The recent news that Sir Alex Ferguson, former manager of Manchester United (between 1986 and 2013), was briefly in intensive care turned the thoughts of soccer fans everywhere to an appreciation of the Scot's monumental achievements — both his contribution to the worldwide popularity of the English Premier League and a 20-year golden age for Manchester United.

At almost the same moment, earlier this month Ferguson's great rival, Arsene Wenger, manager of London club Arsenal, retired after 22 years. Between them, Wenger and Ferguson comprised the central dynamic at the heart of the modernization of English football. Yet the story has surprising connections to both Japan and that most eclectic form of Japanese thought, Zen.
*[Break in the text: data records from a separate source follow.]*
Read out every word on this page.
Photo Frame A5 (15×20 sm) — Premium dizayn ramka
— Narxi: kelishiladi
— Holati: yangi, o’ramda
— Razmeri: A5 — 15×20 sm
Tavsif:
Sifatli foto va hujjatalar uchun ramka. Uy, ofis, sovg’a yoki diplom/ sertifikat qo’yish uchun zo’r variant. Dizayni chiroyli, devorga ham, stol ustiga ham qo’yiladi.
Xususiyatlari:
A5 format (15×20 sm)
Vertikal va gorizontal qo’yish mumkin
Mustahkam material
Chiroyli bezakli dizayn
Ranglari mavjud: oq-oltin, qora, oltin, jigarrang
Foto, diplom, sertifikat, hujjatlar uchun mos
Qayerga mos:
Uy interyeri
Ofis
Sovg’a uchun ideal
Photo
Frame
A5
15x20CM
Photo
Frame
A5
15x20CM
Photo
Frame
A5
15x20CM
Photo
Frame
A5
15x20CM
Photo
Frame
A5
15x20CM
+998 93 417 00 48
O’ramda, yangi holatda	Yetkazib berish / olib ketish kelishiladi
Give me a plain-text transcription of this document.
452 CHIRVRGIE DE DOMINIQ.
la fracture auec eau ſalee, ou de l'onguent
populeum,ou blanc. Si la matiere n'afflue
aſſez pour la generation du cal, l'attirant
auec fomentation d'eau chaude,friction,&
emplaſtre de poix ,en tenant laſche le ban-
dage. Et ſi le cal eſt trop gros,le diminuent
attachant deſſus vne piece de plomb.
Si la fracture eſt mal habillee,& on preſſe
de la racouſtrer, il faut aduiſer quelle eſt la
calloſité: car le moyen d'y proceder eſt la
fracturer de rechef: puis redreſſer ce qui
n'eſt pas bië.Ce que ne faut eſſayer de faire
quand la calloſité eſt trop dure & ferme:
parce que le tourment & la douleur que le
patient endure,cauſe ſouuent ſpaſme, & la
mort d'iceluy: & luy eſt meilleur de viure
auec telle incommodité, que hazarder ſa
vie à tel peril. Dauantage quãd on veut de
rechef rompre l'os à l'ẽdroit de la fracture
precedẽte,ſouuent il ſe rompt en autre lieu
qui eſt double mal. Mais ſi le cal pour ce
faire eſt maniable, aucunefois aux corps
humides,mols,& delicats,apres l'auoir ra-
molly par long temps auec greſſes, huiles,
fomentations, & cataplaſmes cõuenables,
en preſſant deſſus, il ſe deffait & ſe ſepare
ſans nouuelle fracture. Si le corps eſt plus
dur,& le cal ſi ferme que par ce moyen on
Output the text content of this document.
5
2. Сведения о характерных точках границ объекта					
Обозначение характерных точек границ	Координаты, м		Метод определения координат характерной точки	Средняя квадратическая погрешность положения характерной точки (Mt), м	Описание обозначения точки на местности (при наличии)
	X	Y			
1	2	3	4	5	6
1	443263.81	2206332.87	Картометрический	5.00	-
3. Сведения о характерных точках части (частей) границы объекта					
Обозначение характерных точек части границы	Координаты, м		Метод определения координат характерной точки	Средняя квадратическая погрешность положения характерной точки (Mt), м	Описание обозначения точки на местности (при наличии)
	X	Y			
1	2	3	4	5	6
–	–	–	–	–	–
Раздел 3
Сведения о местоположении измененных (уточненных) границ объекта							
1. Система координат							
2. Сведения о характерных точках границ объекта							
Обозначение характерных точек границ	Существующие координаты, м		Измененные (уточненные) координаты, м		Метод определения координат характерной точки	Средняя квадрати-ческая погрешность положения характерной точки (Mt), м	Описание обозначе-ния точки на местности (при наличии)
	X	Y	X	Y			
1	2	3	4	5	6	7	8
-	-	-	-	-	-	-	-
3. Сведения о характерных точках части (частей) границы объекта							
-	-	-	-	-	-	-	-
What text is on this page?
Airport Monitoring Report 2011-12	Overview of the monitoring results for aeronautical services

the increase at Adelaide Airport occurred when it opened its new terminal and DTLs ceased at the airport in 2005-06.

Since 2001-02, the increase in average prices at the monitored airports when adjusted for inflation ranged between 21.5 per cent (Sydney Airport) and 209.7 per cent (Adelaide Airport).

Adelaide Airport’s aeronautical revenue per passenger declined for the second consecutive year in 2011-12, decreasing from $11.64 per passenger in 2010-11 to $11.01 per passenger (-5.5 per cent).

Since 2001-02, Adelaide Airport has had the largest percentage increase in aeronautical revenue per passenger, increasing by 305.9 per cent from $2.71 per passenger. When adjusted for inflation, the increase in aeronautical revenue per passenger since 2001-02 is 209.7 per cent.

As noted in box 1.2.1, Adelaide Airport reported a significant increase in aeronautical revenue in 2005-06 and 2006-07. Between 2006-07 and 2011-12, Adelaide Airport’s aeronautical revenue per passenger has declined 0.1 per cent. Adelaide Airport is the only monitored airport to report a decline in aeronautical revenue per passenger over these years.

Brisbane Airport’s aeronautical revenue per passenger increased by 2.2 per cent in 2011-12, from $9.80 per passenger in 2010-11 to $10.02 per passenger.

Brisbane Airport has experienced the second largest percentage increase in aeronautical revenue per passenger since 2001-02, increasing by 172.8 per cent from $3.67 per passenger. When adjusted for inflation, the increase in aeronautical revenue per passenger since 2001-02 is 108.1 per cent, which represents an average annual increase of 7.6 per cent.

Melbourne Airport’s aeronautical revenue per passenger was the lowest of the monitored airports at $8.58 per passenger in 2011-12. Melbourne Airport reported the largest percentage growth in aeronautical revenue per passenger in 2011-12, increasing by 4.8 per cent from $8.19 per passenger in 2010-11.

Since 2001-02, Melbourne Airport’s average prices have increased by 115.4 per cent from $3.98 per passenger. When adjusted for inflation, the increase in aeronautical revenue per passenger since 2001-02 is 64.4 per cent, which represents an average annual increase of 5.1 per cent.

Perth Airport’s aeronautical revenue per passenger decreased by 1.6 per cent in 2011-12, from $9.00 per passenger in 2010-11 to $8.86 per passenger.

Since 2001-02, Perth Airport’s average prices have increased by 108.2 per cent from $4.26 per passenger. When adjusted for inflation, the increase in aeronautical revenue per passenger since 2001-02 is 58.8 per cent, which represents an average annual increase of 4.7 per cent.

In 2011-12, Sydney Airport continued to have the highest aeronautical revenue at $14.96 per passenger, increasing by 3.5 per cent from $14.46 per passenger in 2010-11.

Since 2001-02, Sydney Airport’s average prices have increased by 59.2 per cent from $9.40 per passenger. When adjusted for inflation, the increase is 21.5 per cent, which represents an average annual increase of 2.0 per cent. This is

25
The link between Wenger and Japan is relatively well known. Before assuming his role at Arsenal in 1996, Wenger spent 18 months as manager of Nagoya Grampus Eight, where he was said to have taken a keen interest in Zen Buddhist thought and was reputed to have "found" himself, becoming calmer and more considered as a manager. The Zen attributes of mental strength, calmness under pressure and dedicated training were all aspects of the football "philosophy" that he brought with him to England and which he attempted to inculcate in his Arsenal teams, climaxing in the famous "Invincibles" team of the 2003-04 season, who managed to not lose a single league match.